Once I've loaded all my DNA samples, I turn on the current which pulls the DNA
through the gel. Remember that the DNA molecules are moving through a molecular mesh. The smaller pieces of DNA snaked through the holes of the mesh easier
than the bigger pieces. So the bigger pieces end up higher in the gel than the
smaller pieces. After about 30 to 45 minutes of running the electrical
current we can look to see where the pieces of DNA are. Now the purple stuff
there, that's the loading dye. That's not the DNA. To see the DNA, we use a stain
that binds to DNA and fluoresces under UV light. And that's exactly what the
researchers did with the PCR samples from the patient. I can't show you the
actual picture of the gel for copyright reasons, but here's another gel as an
example.
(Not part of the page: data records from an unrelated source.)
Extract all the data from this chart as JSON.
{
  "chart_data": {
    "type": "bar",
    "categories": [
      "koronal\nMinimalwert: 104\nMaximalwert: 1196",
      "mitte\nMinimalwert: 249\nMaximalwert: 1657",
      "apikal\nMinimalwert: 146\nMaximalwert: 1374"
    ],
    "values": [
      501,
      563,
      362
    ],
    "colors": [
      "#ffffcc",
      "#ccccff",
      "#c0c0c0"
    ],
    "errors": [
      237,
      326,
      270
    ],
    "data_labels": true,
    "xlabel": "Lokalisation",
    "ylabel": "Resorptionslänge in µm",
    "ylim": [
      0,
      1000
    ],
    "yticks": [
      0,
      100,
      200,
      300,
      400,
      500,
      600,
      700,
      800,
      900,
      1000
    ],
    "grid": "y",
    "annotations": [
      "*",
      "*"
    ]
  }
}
The wells are at the top and the DNA ran from the top to the bottom of
the gel. This bright white band is those one trillion pieces of DNA made during
the PCR reaction which are bound to the fluorescent dye. Brighter bands, like this
one, have more DNA molecules in the band than less bright bands. The smaller DNA
pieces, like this one, moved faster so they're closer to the bottom of the gel
than the bigger pieces. This over here is the ladder which has known sizes of DNA
and is used like a ruler in a mug shot to tell how big the other pieces of DNA
are. When the scientists looked at the gel from the patient samples before and
after the bone-marrow transplant, they saw that before the bone-marrow
transplant he had a copy of the long, HIV sensitive CCR5 gene and after the
bone-marrow transplant he only had the short HIV resistant copy of CCR5. So
that's how the scientists knew that the bone marrow transplant had made him
resistant to HIV. So to recap, gel electrophoresis is a way
to see large quantities of DNA that have been
separated by size. DNA is loaded into the gel and an electric current pulls the
DNA from the top to the bottom of the gel. You can tell how much DNA is present
by how bright the band is. Brighter bands mean more DNA. And you can tell about how big the pieces of DNA are by where they are located in the gel. Bands that are
closer to the top of the gel have bigger pieces of DNA and bands that are closer
to the bottom of the gel have smaller pieces of DNA. You can tell about how big
the pieces of DNA are by comparing the height of the band in the gel to the
height of the bands in the DNA ladder. By the way, the patient has been free of HIV
and leukemia for over ten years and in 2019 another patient was cured of HIV in
the same way. What problems might you solve using gel electrophoresis?